Don’t forget to live
Like I’ve said before, if there is anything immigrants know too well, it is that tomorrow is not promised. Don’t see it as a crippling thing but instead as a liberating one. Laugh, dance, enjoy the moments you can. Do your part to make sure you have a good case and then allow yourself to enjoy your home, and enjoy your family. I know situations like these can take away the color in life, don’t allow it to.
Have compassion for yourself
I think it is natural to think back at what caused you to end up in the hands of immigration. We replay that moment again and again. The moment I drove home that lead to my arrest haunted me for years. I replayed the scenarios that followed even more so. Looking back now I wish I had showed myself more compassion. Sure, if I had driven a different route, I could have avoided getting arrested. Understand that thinking about such nonexistent alternative scenarios won’t change anything. Have compassion for yourself, let go of the guilt, anger, and any sense of blame.
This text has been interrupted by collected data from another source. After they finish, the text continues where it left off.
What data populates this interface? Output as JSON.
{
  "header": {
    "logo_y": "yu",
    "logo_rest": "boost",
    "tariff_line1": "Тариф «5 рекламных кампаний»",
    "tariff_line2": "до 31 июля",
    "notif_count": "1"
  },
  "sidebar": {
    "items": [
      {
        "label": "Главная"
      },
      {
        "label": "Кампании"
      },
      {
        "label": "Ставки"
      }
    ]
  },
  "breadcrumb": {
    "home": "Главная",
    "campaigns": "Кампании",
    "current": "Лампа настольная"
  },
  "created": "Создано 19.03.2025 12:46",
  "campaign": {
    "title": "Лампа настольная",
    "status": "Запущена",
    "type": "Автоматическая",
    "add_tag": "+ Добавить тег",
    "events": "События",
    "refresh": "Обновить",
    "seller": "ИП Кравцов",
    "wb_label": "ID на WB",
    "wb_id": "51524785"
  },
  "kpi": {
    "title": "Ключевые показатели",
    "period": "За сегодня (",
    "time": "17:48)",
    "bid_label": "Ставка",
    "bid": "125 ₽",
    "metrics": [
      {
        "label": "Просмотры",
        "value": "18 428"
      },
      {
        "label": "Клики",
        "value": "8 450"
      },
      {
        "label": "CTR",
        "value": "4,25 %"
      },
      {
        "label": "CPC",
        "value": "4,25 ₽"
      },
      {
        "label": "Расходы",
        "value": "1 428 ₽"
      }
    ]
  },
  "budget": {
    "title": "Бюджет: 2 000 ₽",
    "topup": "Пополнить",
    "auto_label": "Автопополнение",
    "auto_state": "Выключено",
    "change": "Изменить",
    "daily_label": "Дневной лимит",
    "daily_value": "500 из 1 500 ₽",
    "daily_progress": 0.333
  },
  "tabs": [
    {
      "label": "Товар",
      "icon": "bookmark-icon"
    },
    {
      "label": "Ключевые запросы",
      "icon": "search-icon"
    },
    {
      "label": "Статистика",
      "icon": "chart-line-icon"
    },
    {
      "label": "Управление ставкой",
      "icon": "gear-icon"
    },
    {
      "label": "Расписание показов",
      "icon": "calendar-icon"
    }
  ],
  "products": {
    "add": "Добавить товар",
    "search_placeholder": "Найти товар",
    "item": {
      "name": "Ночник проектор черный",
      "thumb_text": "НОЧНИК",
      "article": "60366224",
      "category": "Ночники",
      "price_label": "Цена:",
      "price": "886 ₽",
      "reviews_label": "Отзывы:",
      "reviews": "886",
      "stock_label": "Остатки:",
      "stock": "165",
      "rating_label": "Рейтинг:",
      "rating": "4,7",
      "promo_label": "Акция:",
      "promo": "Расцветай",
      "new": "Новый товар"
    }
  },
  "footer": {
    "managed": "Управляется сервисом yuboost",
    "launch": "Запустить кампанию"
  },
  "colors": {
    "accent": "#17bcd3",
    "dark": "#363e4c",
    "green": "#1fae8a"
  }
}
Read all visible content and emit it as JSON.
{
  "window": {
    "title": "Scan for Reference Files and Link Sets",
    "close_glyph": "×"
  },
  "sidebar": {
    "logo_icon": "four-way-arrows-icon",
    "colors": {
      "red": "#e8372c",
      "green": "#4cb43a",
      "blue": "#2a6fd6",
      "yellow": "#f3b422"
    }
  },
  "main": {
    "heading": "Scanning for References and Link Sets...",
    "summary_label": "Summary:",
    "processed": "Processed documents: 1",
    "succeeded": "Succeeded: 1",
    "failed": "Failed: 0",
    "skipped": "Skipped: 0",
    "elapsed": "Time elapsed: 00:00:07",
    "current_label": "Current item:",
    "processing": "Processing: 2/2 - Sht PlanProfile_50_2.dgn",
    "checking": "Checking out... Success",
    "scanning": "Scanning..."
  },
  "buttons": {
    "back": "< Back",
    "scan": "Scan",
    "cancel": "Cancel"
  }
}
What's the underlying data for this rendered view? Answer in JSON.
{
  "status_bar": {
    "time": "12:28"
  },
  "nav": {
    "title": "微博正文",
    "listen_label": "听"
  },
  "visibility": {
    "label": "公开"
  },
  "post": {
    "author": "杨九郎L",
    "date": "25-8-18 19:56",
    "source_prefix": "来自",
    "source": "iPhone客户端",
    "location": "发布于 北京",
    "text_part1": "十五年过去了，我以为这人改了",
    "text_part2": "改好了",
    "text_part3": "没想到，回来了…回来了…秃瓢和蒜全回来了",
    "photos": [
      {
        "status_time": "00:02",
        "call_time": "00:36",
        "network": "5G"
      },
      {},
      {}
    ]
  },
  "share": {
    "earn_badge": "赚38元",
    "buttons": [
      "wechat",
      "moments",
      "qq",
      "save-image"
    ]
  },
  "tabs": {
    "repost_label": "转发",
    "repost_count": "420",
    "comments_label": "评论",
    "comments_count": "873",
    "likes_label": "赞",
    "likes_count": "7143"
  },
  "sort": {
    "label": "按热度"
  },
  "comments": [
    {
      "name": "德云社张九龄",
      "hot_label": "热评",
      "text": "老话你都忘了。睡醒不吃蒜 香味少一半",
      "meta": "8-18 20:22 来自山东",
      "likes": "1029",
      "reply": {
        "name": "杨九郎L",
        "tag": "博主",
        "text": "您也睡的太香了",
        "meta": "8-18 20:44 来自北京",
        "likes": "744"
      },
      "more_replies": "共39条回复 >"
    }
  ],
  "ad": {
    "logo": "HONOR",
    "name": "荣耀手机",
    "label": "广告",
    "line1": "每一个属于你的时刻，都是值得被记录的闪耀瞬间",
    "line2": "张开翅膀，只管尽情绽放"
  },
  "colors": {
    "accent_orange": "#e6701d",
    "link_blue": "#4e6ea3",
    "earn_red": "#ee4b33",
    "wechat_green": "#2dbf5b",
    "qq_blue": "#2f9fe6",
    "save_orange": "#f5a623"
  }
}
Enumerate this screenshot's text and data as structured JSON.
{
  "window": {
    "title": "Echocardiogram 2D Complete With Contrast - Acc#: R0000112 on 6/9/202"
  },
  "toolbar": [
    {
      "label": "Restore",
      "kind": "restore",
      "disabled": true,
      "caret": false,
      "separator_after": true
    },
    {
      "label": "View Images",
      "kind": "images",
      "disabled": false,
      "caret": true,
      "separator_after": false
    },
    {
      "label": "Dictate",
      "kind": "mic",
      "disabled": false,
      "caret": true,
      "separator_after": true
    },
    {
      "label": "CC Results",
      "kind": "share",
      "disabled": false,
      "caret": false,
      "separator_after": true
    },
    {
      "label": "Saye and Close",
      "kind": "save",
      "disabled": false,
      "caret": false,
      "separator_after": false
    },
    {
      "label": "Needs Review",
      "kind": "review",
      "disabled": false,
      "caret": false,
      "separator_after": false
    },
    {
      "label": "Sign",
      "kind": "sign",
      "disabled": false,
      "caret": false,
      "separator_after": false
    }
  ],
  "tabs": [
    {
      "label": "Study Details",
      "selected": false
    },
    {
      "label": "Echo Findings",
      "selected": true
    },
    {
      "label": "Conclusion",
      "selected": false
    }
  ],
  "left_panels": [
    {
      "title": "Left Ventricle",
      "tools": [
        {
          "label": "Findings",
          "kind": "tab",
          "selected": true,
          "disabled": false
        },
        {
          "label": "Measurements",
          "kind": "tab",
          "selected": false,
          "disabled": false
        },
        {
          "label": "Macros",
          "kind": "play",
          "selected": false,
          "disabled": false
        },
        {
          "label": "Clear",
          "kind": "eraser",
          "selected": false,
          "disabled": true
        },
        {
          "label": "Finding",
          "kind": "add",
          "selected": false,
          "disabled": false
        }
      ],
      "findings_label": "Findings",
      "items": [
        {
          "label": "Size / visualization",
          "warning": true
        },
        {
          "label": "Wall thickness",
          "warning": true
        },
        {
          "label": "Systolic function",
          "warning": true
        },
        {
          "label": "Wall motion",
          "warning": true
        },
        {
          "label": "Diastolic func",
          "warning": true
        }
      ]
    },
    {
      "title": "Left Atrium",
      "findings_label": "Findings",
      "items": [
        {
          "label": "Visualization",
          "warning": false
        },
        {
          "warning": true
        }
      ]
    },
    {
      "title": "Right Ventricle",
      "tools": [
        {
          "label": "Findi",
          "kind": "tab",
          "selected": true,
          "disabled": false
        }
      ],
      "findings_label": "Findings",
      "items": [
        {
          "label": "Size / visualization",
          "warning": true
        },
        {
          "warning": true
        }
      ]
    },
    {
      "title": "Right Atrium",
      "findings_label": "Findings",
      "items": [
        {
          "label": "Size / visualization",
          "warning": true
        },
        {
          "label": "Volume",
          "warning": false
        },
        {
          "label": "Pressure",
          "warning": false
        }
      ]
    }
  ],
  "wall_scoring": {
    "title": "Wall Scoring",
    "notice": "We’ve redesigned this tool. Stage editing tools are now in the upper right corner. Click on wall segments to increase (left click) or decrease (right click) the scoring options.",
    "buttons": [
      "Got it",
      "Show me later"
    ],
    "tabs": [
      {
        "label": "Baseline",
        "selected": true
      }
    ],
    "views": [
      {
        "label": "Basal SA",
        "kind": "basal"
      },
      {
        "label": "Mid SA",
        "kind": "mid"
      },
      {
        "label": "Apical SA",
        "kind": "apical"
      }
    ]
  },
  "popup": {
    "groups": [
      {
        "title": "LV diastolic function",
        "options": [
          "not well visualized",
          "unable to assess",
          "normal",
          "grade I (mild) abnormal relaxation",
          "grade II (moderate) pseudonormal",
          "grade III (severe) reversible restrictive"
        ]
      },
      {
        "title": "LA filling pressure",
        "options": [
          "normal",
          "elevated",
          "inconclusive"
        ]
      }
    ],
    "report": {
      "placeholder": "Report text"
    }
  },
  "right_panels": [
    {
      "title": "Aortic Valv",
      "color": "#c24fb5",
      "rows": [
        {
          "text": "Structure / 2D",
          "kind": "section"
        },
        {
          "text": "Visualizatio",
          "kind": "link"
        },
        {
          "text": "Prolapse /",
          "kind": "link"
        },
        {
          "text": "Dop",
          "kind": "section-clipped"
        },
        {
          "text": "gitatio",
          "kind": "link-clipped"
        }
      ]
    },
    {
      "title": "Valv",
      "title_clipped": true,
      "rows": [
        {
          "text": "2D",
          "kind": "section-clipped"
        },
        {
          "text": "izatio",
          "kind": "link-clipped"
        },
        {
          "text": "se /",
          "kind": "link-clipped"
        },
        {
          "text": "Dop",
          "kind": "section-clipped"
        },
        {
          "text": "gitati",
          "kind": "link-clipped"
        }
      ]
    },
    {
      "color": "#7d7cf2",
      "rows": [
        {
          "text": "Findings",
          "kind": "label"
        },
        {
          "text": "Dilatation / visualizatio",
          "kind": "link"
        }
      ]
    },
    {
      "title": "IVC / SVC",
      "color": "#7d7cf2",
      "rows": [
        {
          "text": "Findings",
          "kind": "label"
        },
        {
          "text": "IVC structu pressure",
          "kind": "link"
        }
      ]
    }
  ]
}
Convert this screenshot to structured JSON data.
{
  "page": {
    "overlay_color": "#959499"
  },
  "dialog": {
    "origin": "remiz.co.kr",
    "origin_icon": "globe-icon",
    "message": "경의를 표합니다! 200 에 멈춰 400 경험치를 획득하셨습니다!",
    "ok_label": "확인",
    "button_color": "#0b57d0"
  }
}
This whole process is a constant battle and its one that can be filled with obstacles and lead to exhaustion. It can also cause a bit of an identity crisis. Especially for young immigrants who know this country more than they know their birth country. To them this is the only home they know. The questions “who am I?” and “where do I fit in?” begin to emerge. While this life-changing situation makes you go through the trenches of your true identity, it opens you up for this beautiful journey of self-discovery. You can learn so much from this experience. It helped me realize the following.
You are not alone and you are seen
While there are racist people in this country, there are many that want to see you here. Now more than ever, people are standing in alliance with our immigrant community. Those of us who believe that in order for this country to truly have a positive future we should protect and elevate our immigrant members in society. We see you; I see you.
Lean on your family and friends
Immigrant communities naturally run very tight knit with their families. Our cultures are very family focused. Sometimes though, we do tend to shut them out for fear of involving them. We think they might not understand, or we simply want to protect them. We must however, allow our family to show up for us. Make sure you don’t shut them out. Allow yourself to be vulnerable, to express how you feel mentally and emotionally. Don’t carry the weight of this life altering process all on your own.
You are not your legal status
Let me say that again: you are not your legal status! It is important we say it, believe it, and realize it. Because when we do, we open ourselves to so much more. You are not a paper; you are a collection of sacrifices of many generations. You are powerful beyond measure. You are a voice waiting to be heard. You are what make this country great.
Your story matters!
We were born to connect through our stories, tell yours. Inspire people to stand with you, to stand for themselves as well. Never shy away from telling people your story of pain, of loss, or of survival. Your story is beautiful. I don’t want you to think of all the things you haven’t been able to do because of your status. I want you to look back at all the things you’ve overcome! You are more powerful than you realize. Write your story, tell it, live for it, fight for it.